The other was that I had to keep hearing different versions of his columns. I would receive a phone-call in which he gave me version one, then he would arrive at my apartment with version two, then I would get a phone-call with version three before he filed it to his newspaper. He once dragged me out of bed when I was sick with tonsillitis to have me sit on his lap while he read me his column straight off the computer. On the one occasion I went to his house, I had to hear not only his columns, but every piece of music he had ever written; I was even required to admire the enormous Heal’s table on which said his music was composed. Then he started to bring me tapes of said music, too.
He also became ill, still claiming that he wanted to leave Jane, but never knowing the right time to tell her. We met almost every day, in restaurants and bars all over London. Carl acquired a facial rash as a result of the stress and, sympathetic as I was, dermatology wasn’t an aphrodisiac as far as I was concerned, and neither were the flakes of skin he used to leave on my pillow. So after just five months, we decided that we wanted to put an end to the trauma and be together. Before he told Jane, we went apartment hunting, Carl expressing a need to have his own study and also a garden for his dog.
Quite why I put down the entire deposit myself and also one month’s advance rental on the place we chose, is anybody’s guess.

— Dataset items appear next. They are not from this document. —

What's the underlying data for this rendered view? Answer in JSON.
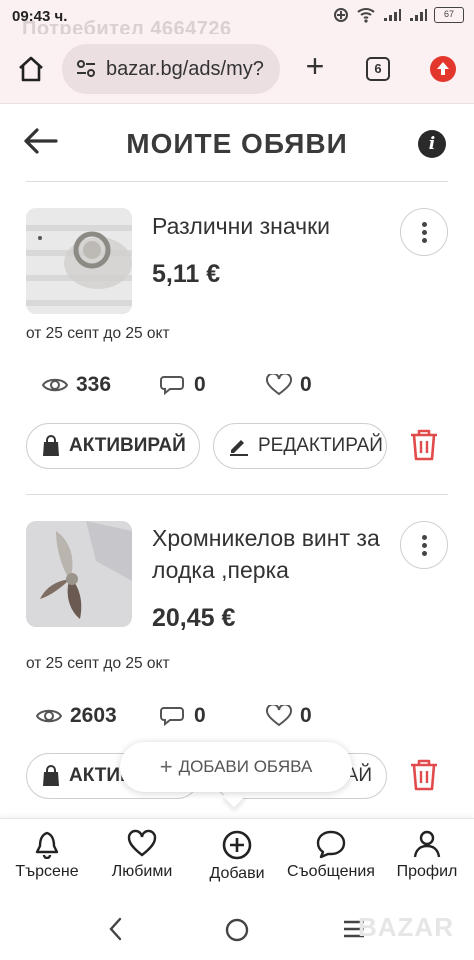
{
  "status_bar": {
    "time": "09:43 ч.",
    "ghost_text": "Потребител 4664726",
    "battery": "67"
  },
  "browser": {
    "url": "bazar.bg/ads/my?",
    "tab_count": "6"
  },
  "header": {
    "title": "МОИТЕ ОБЯВИ"
  },
  "ads": [
    {
      "title": "Различни значки",
      "price": "5,11 €",
      "dates": "от 25 септ до 25 окт",
      "views": "336",
      "messages": "0",
      "favorites": "0",
      "activate_label": "АКТИВИРАЙ",
      "edit_label": "РЕДАКТИРАЙ"
    },
    {
      "title": "Хромникелов винт за лодка ,перка",
      "price": "20,45 €",
      "dates": "от 25 септ до 25 окт",
      "views": "2603",
      "messages": "0",
      "favorites": "0",
      "activate_label": "АКТИВ",
      "edit_label": "АЙ"
    }
  ],
  "add_tooltip": {
    "label": "ДОБАВИ ОБЯВА"
  },
  "bottom_nav": {
    "items": [
      {
        "label": "Търсене",
        "icon": "bell-icon"
      },
      {
        "label": "Любими",
        "icon": "heart-icon"
      },
      {
        "label": "Добави",
        "icon": "plus-circle-icon"
      },
      {
        "label": "Съобщения",
        "icon": "chat-bubble-icon"
      },
      {
        "label": "Профил",
        "icon": "user-icon"
      }
    ]
  },
  "watermark": "BAZAR",
  "colors": {
    "accent_red": "#e14b4b",
    "browser_bg": "#fbf1f2",
    "text": "#333333"
  }
}
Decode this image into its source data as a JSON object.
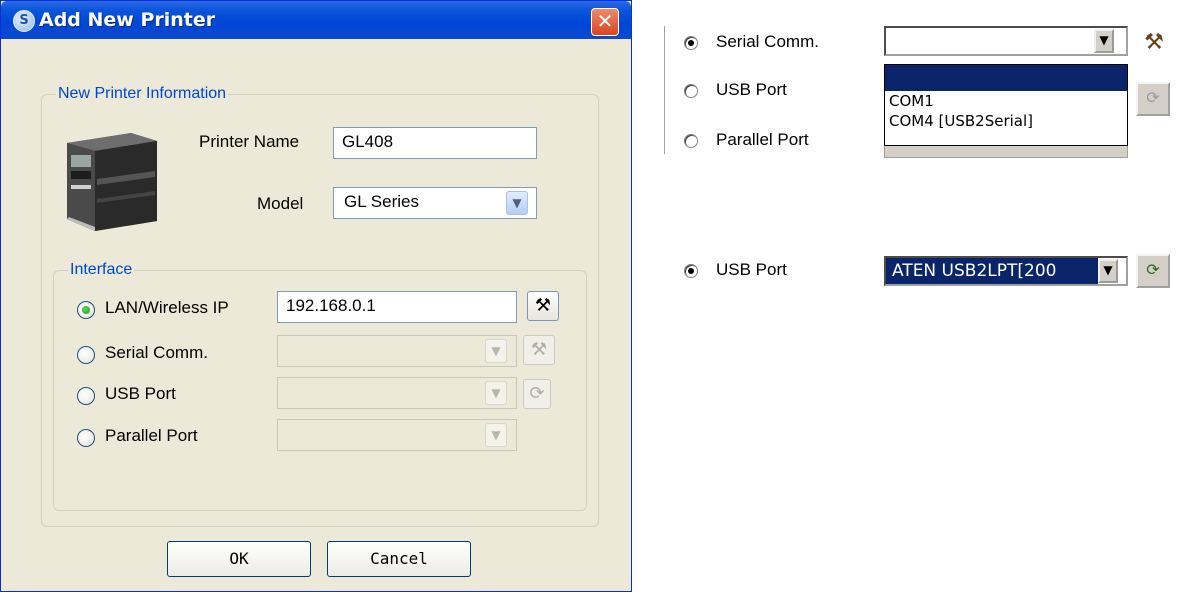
{
  "dialog": {
    "title": "Add New Printer",
    "close_glyph": "✕",
    "group_title": "New Printer Information",
    "printer_name_label": "Printer Name",
    "printer_name_value": "GL408",
    "model_label": "Model",
    "model_value": "GL Series",
    "interface": {
      "group_title": "Interface",
      "options": [
        {
          "label": "LAN/Wireless IP",
          "selected": true
        },
        {
          "label": "Serial Comm.",
          "selected": false
        },
        {
          "label": "USB Port",
          "selected": false
        },
        {
          "label": "Parallel Port",
          "selected": false
        }
      ],
      "ip_value": "192.168.0.1"
    },
    "ok_label": "OK",
    "cancel_label": "Cancel"
  },
  "serial_panel": {
    "options": [
      {
        "label": "Serial Comm.",
        "selected": true
      },
      {
        "label": "USB Port",
        "selected": false
      },
      {
        "label": "Parallel Port",
        "selected": false
      }
    ],
    "dropdown_items": [
      "",
      "COM1",
      "COM4 [USB2Serial]"
    ],
    "highlighted_item": 0
  },
  "usb_panel": {
    "label": "USB Port",
    "selected": true,
    "value": "ATEN USB2LPT[200"
  },
  "icons": [
    "settings-tools-icon",
    "refresh-icon",
    "dropdown-arrow-icon",
    "printer-image"
  ],
  "colors": {
    "title_bar": "#0046d5",
    "group_title": "#0046d5",
    "selection": "#0a246a"
  }
}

Carl also said he liked pine furniture, and off I went to buy up half of Camden Pine (again, without him contributing a penny towards the woodpile money). Having rented out my own apartment and moved into the three-bedroom maisonette we found in Hampstead’s Steele’s Road, I waited for Carl to inform Jane that he was leaving her. I predicted that she would ask him to stay for three months to try to work things out.
She did. Bells started to ring when he told me that he still intended to leave, but he thought it decent to hang on to give her time to lose enough weight so that she would be attractive enough to meet someone else. This was the Notre Dame of bell-rings.
It ended for good on 3rd March 1989. Carl told me that there was a lot more low-fat yoghurt in the fridge and that he had started to feel closer to Jane again. I was upset but relieved. I didn’t want to hang around for three months in some kind of diet reality show. I put down the phone in the middle of the conversation after telling him so.
I could no longer afford the new rent and so when the tenant in my own apartment did a runner, I returned there. One problem: there just wasn’t room for the pine. So, having always harboured a desire to live in Soho, I rented an apartment in Brewer Street: not for me to live in full-time (Belsize Park was still my main residence) but to house the pine furniture. Having bought it for such a ridiculous price and also feeling it held a certain sentimental value, I could not bear to part with it. Renting a second little home for us both seemed, strangely, like the more cost-effective option.
It would prove to be just one of many bizarre twists of logic I would apply throughout my life in relation to moving.
As it happened, the pine - or, rather, the location of the pine - proved to be a sexual magnet for my next conquest, Phil, a TV presenter. And so began another romance in the brown shadows which, by now, had cost me around ten grand.